From Publishers Weekly
It is hard not to admire Garrels. Enduring everything from bombing raids and artillery barrages to bad food, corrupt officials and aggressive border guards, this veteran war correspondent continued to report for NPR from her perch at the Palestine Hotel throughout the coalition drive toward Baghdad. After all the major television networks pulled out their staffs, Garrels stayed in the middle of it, painting with words the only picture available to most Americans of what was going on in the center of Iraqi power and in the hearts and minds of the frightened and confused residents. Though she writes in the same clear, straightforward prose familiar to radio listeners, the powerful stuff of her live broadcasts translates poorly to the written page in this day-by-day account of her experience. She admits her limited purview, restricted in what she could see by the Iraqi Information Ministry and later by the hazards of the battlefield, and with the manuscript completed only months after her return, the reader is left feeling that reflection is not Garrels's strong suit. There are some nice details, like an Information Ministry staffer asking Garrels for batteries for his shortwave radio so he can "find out what's really going on." But her off-the-cuff impressions of the response of ordinary Iraqis to the war, which rang so true at the time, come off now as obvious and overly simple. This account works well as a personal narrative of courage under fire, suffering and survival, but unfortunately, it lacks in insightful commentary and summing up of events.
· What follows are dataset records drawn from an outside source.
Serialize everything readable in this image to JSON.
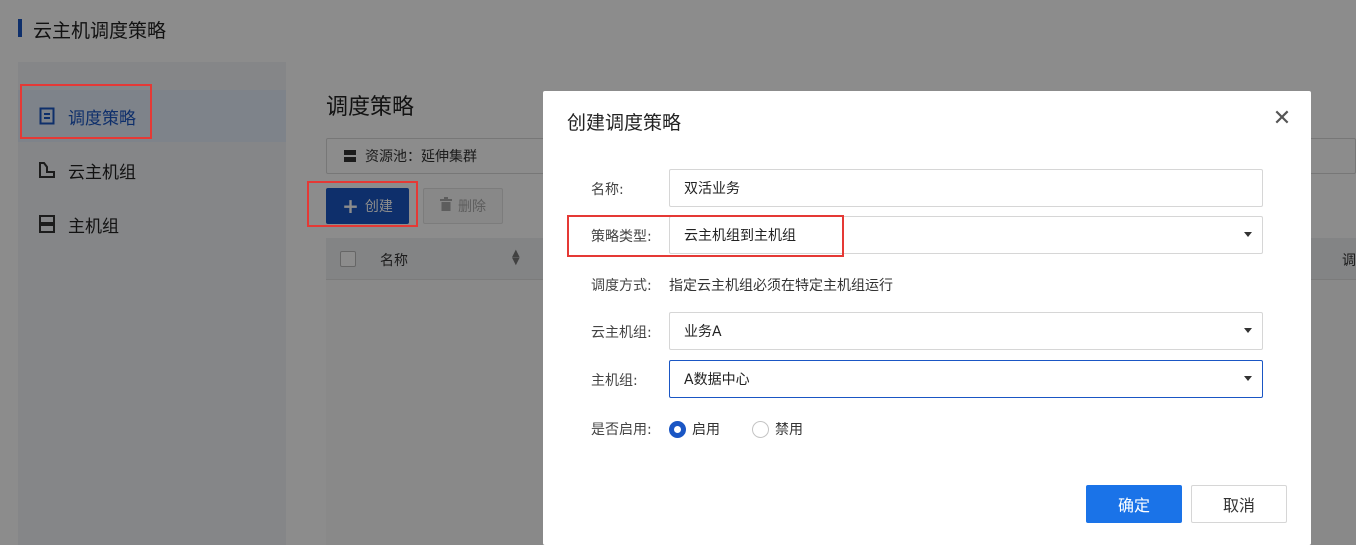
{
  "page": {
    "title": "云主机调度策略"
  },
  "sidebar": {
    "items": [
      {
        "label": "调度策略",
        "icon": "policy-doc-icon",
        "active": true
      },
      {
        "label": "云主机组",
        "icon": "vm-group-icon",
        "active": false
      },
      {
        "label": "主机组",
        "icon": "host-group-icon",
        "active": false
      }
    ]
  },
  "main": {
    "title": "调度策略",
    "resource_pool": "资源池：延伸集群",
    "create_label": "创建",
    "delete_label": "删除",
    "table": {
      "columns": [
        "名称",
        "调"
      ]
    }
  },
  "dialog": {
    "title": "创建调度策略",
    "fields": {
      "name": {
        "label": "名称:",
        "value": "双活业务"
      },
      "policy_type": {
        "label": "策略类型:",
        "value": "云主机组到主机组"
      },
      "schedule_mode": {
        "label": "调度方式:",
        "value": "指定云主机组必须在特定主机组运行"
      },
      "vm_group": {
        "label": "云主机组:",
        "value": "业务A"
      },
      "host_group": {
        "label": "主机组:",
        "value": "A数据中心"
      },
      "enabled": {
        "label": "是否启用:",
        "options": [
          "启用",
          "禁用"
        ],
        "selected": "启用"
      }
    },
    "ok_label": "确定",
    "cancel_label": "取消"
  },
  "colors": {
    "accent": "#1a56c4",
    "primary_button": "#1a73e8",
    "highlight": "#e53935"
  }
}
Copyright 2003 Reed Business Information, Inc.
--This text refers to an out of print or unavailable edition of this title.
From Booklist
NPR correspondent Garrels, on assignment in Iraq from October 2002, before the war, until April 2003, after the war, offers an inside look at the conflict. She intersperses her reports and reflections with e-mails her husband sent to friends and family, which provide secondary color on the life of a news correspondent. New to Iraq, Garrels focuses on the perils of a new assignment, gathering reliable sources, shepherding all the technology needed for modern radio reporting, and coping with "minders," who^B monitor interviews with Iraqis. She is frank about her uncertainty of how "to tackle this complicated story in a country I don't know." This book is a fascinating look at how she manages, as one of only 16 unembedded reporters in Iraq, with the help of her driver-minder, who becomes a confidant, to cover the build-up to the war and the war itself. Readers looking for details and background on the war will appreciate Garrels' account.